Dans un conflit ouvert, ce sont les conditions nécessaires au dénouement qui comptent. À mesure que le conflit se généralise, à mesure de son extension quant au nombre et aux secteurs de ceux qu’il implique, le nombre des issues possibles se réduisent et la taille du déversoir nécessaire pour écouler les énergies accumulées s’agrandit. Nous y sommes. Mais Macron n’a aucun moyen d’action sinon le pourrissement. Macron a poussé dans la rue la question du retrait de sa loi dont personne ne veut. À présent c’est le mouvement social qui mène l’action et notre devoir absolu est de nous mettre à son service.

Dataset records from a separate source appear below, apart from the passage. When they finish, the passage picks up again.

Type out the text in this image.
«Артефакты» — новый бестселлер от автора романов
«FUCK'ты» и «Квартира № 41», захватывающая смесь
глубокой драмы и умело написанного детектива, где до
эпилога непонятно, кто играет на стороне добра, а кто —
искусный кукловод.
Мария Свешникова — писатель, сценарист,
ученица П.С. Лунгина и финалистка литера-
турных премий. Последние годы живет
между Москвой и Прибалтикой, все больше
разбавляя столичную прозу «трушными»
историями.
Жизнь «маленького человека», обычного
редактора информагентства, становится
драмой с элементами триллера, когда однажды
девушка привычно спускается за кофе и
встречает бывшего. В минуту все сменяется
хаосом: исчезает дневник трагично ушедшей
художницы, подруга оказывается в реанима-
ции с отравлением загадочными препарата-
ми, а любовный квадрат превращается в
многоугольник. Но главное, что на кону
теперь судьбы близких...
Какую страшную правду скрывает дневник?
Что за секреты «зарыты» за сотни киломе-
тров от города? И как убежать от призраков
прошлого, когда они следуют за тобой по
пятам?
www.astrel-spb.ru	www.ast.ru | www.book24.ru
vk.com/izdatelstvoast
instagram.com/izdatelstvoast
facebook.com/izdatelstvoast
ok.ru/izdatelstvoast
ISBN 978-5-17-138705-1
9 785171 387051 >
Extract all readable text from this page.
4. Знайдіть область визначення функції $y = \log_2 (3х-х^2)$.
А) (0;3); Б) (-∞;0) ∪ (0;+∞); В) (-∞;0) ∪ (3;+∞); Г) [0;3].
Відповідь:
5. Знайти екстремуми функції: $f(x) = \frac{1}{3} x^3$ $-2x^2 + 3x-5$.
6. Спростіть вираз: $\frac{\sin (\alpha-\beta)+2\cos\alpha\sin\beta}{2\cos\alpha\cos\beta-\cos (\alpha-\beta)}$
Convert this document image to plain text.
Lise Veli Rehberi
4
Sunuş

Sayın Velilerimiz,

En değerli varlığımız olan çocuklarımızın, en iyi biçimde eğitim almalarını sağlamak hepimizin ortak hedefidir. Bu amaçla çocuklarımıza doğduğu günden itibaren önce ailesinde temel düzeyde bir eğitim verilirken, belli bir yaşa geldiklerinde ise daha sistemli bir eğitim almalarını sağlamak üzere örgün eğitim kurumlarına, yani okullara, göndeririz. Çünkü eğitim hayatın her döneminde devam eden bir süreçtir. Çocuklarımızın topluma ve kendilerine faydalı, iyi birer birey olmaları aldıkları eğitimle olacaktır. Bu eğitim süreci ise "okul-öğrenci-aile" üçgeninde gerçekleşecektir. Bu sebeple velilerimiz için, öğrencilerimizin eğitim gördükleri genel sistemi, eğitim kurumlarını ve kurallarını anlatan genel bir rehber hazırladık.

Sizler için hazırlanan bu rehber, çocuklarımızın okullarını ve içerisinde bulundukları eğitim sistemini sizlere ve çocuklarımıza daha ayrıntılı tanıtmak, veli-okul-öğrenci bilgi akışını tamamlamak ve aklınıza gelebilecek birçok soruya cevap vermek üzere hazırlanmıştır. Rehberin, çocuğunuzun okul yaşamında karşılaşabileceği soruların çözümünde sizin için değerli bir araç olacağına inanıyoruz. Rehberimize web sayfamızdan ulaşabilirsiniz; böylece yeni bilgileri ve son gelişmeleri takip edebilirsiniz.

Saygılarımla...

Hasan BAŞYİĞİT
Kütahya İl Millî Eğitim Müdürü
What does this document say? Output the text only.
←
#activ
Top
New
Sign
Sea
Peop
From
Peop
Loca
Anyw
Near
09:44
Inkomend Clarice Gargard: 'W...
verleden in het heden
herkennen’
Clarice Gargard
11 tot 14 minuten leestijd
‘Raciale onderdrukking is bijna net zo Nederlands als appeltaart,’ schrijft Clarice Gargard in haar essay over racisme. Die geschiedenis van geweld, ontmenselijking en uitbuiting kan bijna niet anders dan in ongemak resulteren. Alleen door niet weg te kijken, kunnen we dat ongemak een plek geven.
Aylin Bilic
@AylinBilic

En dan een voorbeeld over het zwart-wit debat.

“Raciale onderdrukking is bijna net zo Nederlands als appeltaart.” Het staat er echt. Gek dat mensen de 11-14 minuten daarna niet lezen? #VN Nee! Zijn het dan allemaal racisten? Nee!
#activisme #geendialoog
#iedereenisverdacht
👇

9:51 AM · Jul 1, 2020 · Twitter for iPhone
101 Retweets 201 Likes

C’est peu, c’est risqué et c’est ineffaçable dans la mémoire collective de ceux qui auront à le subir. Quant à nous, Insoumis, le passage de la « censure parlementaire » à la « censure populaire » est un simple transfert d’effectifs d’un front à l’autre. Car, sur le terrain, les militants insoumis sont déjà présents. Non seulement dans la jeunesse, non seulement dans les manifestations, mais aussi dans la grève et le combat syndical où ils sont présents, partout.

Nos députés insoumis vont donc se répartir aux différents postes de combat où ils sont indispensables. Qui les a vus dans la nuit du 20 mars aller d’un commissariat à l’autre dans les gardes à vue sait que rien ne les arrête. Le style élu Insoumis se confirme : dans l’action fortement impliqués, et au Parlement fortement engagés. Les milliers de groupes d’action Insoumis sont tous en action dans toutes les régions. Les collectes de la caisse de grève et les remises de chèque continuent, les collectes alimentaires de même et dorénavant les participations aux soutien des piquets de grève et blocages.

Nous n’avons pas choisi l’étape de la censure populaire. C’est Macron qui l’a ouverte en fermant toutes les autres voies de règlement du conflit. Mathilde Panot a bien résumé le discours présidentiel et celui de ses médias : « si vous expliquez que faire grève ne sert à rien puisqu’il y a des réquisitions, que manifester ne sert à rien, qu’élire des parlementaires ne sert plus à rien, quel est le message ? ».

La censure populaire, c’est le refus de céder à la force, le refus de la démocratie parlementaire bafouée, le refus d’un conflit réduit a une bagarre personnelle entre le président et l’opposant de son choix au motif que celui-ci lui tient tête.